During the year the Company made an additional capital
contribution of $23,700 bringing the total capital contribution
to $37,700. Additionally, as of June 30, 1998, the Company had
recorded minority share losses on its investment of $70,900. On
September 30, 1998, the Company sold its 9.5% common member
interest in TW-Tennessee for $25,000 to other members of
TW-Tennessee, which resulted in a gain of $58,200 in the third
quarter and a $12,700 loss on the Company's equity investment for
the year.
On September 30, 1998, the company entered into an agreement
to purchase the land and building, including improvements,
located at 3780 West Broad Street in Columbus, Ohio from West
Broad Development, LLC, the lessor of the property. The purchase
was made at fair market value supported by an independent
appraisal. The Company, at the time of purchase, entered into a
modification agreement with a local bank to modify an existing
promissory note on the land and building. In modifying the
promissory note the principal amount was increased to $1,000,000.

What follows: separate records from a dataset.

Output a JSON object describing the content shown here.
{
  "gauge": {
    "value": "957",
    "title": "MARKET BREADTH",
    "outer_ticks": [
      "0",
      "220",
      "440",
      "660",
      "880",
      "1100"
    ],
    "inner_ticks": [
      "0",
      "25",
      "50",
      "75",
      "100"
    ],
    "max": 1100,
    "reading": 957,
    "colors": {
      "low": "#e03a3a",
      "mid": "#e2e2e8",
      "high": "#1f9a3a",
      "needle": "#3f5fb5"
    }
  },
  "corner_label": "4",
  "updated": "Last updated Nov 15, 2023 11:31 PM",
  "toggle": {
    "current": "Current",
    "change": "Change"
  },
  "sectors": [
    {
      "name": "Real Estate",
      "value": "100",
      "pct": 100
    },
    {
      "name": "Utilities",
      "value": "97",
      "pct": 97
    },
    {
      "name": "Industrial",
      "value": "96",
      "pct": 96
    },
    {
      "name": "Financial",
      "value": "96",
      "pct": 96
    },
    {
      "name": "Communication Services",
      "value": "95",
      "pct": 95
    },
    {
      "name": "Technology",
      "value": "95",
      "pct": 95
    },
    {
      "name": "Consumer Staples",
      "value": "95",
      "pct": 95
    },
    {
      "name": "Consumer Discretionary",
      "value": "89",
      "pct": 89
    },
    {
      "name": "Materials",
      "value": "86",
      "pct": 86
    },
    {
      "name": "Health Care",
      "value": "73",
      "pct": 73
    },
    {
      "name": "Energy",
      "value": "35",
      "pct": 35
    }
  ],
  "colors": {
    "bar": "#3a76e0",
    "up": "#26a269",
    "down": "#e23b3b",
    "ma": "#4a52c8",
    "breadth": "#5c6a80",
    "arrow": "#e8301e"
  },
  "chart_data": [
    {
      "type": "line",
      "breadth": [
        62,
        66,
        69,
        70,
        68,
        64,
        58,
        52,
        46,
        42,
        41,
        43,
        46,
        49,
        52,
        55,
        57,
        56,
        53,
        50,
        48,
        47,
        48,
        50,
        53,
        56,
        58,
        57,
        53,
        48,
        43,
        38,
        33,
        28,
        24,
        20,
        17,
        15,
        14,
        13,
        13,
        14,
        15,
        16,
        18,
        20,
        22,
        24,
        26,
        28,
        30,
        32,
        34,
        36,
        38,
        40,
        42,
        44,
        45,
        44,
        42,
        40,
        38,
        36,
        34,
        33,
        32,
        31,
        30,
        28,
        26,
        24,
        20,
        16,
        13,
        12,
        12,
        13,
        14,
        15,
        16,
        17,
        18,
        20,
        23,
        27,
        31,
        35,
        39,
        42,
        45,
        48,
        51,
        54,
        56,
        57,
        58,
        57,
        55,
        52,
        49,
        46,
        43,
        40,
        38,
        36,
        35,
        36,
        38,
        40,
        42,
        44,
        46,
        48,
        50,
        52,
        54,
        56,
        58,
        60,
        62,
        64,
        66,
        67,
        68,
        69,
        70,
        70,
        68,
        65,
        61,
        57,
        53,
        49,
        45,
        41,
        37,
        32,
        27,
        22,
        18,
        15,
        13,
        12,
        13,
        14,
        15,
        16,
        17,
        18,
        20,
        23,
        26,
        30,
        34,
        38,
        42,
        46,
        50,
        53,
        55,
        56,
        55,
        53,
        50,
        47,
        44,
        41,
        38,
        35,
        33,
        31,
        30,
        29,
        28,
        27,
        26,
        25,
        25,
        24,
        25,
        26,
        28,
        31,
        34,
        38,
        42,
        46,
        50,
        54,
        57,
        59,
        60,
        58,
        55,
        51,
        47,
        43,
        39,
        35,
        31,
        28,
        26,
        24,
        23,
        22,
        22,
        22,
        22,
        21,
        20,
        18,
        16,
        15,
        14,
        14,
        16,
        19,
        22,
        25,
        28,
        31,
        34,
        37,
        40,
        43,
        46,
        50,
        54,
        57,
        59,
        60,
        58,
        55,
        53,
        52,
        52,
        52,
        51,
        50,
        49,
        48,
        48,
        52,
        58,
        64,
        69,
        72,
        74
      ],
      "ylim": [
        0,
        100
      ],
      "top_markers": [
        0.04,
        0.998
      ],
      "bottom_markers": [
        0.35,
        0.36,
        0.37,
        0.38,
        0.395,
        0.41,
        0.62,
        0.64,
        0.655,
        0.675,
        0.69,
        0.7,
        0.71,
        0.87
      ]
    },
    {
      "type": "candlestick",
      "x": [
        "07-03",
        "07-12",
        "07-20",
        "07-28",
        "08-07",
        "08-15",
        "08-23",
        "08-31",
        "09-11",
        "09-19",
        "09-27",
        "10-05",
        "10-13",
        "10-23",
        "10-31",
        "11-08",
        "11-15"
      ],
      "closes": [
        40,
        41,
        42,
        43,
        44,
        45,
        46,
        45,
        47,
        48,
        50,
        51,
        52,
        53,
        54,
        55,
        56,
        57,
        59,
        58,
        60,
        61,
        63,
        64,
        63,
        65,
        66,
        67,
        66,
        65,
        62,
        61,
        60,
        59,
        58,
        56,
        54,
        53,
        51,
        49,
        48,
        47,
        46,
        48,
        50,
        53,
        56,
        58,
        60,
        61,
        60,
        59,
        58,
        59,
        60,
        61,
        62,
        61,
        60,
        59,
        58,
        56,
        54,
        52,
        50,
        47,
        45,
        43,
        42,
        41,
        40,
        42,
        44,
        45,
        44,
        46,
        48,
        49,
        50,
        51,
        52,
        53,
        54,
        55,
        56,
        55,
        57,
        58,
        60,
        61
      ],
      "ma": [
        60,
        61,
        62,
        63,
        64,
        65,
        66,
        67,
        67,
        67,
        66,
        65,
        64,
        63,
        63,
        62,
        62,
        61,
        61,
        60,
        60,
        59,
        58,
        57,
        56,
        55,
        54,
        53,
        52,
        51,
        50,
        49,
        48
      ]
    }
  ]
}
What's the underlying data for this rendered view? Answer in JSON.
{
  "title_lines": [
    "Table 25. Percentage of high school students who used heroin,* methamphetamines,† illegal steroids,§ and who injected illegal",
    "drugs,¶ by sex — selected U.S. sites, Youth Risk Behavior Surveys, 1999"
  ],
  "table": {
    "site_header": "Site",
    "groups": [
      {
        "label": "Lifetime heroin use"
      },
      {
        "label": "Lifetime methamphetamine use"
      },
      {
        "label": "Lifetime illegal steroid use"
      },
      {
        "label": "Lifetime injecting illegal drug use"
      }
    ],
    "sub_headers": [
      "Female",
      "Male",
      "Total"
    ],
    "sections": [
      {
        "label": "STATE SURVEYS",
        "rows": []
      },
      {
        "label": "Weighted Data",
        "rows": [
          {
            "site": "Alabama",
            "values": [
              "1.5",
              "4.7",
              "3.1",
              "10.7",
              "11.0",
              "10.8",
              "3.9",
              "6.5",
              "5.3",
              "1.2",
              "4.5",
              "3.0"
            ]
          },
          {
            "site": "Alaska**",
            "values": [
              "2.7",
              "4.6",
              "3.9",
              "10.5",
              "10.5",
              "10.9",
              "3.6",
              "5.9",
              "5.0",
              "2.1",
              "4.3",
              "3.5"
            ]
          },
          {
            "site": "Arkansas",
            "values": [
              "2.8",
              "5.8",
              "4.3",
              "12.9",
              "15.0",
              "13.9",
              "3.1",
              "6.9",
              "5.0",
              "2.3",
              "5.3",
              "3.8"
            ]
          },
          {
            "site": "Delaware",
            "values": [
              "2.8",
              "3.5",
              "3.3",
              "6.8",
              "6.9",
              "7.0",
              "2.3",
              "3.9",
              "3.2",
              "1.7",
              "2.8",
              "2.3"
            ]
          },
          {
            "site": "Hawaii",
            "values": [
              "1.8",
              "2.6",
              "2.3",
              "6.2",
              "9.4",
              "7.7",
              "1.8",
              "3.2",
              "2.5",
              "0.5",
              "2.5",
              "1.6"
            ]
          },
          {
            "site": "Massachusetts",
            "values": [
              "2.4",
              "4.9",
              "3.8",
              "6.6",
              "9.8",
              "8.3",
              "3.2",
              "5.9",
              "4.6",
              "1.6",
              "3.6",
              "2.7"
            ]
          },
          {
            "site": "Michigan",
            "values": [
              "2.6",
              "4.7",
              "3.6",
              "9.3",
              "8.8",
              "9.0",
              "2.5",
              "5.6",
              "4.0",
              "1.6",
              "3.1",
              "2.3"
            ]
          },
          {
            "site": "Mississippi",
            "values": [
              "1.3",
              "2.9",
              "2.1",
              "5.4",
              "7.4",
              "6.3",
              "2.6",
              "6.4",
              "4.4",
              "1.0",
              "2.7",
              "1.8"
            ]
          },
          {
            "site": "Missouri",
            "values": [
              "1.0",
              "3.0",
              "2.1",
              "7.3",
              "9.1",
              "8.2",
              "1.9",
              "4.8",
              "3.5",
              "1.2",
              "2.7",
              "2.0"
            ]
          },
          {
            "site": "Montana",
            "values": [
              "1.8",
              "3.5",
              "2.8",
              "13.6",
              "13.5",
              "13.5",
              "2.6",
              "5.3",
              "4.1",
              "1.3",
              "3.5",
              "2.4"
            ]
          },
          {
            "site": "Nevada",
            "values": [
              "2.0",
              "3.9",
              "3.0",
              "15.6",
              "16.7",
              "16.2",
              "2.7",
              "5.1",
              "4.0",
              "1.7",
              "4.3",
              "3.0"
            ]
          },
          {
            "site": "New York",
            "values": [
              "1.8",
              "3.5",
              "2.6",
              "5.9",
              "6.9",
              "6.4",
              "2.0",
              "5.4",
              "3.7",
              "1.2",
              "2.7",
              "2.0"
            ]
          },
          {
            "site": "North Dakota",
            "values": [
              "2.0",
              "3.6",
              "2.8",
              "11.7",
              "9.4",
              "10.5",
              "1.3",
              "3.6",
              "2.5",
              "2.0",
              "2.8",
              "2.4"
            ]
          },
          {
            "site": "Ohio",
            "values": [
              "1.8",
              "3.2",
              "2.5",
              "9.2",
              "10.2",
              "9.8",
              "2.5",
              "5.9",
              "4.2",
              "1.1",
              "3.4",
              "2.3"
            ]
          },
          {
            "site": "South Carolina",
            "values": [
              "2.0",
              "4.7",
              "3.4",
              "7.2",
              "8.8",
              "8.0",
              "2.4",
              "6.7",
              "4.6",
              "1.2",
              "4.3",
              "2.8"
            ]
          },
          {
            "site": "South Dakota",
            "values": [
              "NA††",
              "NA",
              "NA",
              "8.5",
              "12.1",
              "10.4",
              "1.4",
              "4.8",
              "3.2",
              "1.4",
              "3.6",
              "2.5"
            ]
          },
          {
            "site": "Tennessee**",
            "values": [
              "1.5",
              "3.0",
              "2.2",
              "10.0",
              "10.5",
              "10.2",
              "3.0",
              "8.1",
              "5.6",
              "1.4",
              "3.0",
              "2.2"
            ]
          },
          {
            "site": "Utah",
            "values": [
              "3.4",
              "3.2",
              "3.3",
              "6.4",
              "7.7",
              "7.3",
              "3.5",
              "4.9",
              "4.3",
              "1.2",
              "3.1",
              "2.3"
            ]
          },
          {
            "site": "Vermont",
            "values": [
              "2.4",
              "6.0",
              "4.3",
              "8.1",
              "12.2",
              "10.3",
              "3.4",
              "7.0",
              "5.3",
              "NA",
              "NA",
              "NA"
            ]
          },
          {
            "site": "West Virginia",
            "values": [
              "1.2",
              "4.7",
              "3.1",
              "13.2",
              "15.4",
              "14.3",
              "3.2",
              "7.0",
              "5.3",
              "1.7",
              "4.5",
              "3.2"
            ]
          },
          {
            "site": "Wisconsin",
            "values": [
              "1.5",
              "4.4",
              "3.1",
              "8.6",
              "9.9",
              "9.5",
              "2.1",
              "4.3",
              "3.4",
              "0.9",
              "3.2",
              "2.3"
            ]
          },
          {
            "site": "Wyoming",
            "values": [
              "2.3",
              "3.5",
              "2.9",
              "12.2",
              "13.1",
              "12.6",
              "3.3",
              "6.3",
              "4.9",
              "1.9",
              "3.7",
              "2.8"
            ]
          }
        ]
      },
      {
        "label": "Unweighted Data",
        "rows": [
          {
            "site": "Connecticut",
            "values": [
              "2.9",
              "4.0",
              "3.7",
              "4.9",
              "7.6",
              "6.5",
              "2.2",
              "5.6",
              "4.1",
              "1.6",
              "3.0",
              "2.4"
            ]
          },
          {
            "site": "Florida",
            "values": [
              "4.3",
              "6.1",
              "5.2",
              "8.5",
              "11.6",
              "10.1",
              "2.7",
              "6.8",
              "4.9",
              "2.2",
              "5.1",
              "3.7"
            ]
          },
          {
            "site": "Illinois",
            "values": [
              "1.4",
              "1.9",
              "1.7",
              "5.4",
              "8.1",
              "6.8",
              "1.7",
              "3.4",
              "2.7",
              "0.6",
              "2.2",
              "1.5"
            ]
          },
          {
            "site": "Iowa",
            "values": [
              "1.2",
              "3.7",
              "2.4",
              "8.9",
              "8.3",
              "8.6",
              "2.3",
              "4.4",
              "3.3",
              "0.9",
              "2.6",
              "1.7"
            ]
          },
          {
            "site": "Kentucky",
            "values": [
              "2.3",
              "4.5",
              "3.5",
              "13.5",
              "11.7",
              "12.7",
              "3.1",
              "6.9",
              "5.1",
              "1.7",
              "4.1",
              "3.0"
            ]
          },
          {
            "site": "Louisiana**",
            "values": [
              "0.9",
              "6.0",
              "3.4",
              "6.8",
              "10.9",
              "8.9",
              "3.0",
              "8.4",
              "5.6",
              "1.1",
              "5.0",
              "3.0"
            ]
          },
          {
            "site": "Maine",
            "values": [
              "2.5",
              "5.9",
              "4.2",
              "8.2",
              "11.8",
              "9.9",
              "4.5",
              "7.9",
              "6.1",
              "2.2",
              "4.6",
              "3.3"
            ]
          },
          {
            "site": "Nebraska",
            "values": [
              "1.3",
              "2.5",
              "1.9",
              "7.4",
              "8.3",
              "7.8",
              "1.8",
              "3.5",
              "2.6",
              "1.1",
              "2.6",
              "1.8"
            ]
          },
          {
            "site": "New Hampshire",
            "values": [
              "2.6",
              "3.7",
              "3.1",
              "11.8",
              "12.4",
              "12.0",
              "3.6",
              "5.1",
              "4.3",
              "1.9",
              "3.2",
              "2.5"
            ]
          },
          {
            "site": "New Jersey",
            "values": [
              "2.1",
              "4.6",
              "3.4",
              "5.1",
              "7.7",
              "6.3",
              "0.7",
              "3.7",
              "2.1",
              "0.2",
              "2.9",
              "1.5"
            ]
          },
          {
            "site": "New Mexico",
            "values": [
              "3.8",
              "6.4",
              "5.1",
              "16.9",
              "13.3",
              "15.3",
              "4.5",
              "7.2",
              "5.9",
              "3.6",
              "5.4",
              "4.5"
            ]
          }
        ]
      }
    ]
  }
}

At the time of the purchase, the Company terminated its capital
lease obligation to West Broad Development, LLC.
(6) PRO FORMA FINANCIAL INFORMATION (UNAUDITED)
Pursuant to the rules and regulations of the Securities and
Exchange Commission, the accompanying pro forma balance sheet as
of September 30, 1998 reflects the change in capitalization
attributable to the conversion of the Company's members'
interests into 5,145,000 shares of Tumbleweed, Inc. Common stock
as if the IPO had closed on September 30, 1998 (excluding the
effects of the offering proceeds). The pro forma balance sheet
also reflects the deferred tax effects of the Company changing
from a nontaxable to a taxable status. Such deferred tax effects
will be included in income at the date the change in tax status
occurs.
Additionally, pro forma net income in the accompanying pro
forma income data for the nine months and three months ended
September 30, 1998 and 1997 reflects a pro forma adjustment to
historical net income for federal and state income taxes at an
assumed effective rate of 36%. Pro forma net income per share is
computed based upon pro forma net income and the weighted average
number of shares of common stock outstanding during the period
assuming the conversion of the Company's members' interests into
common stock as of the beginning of the period.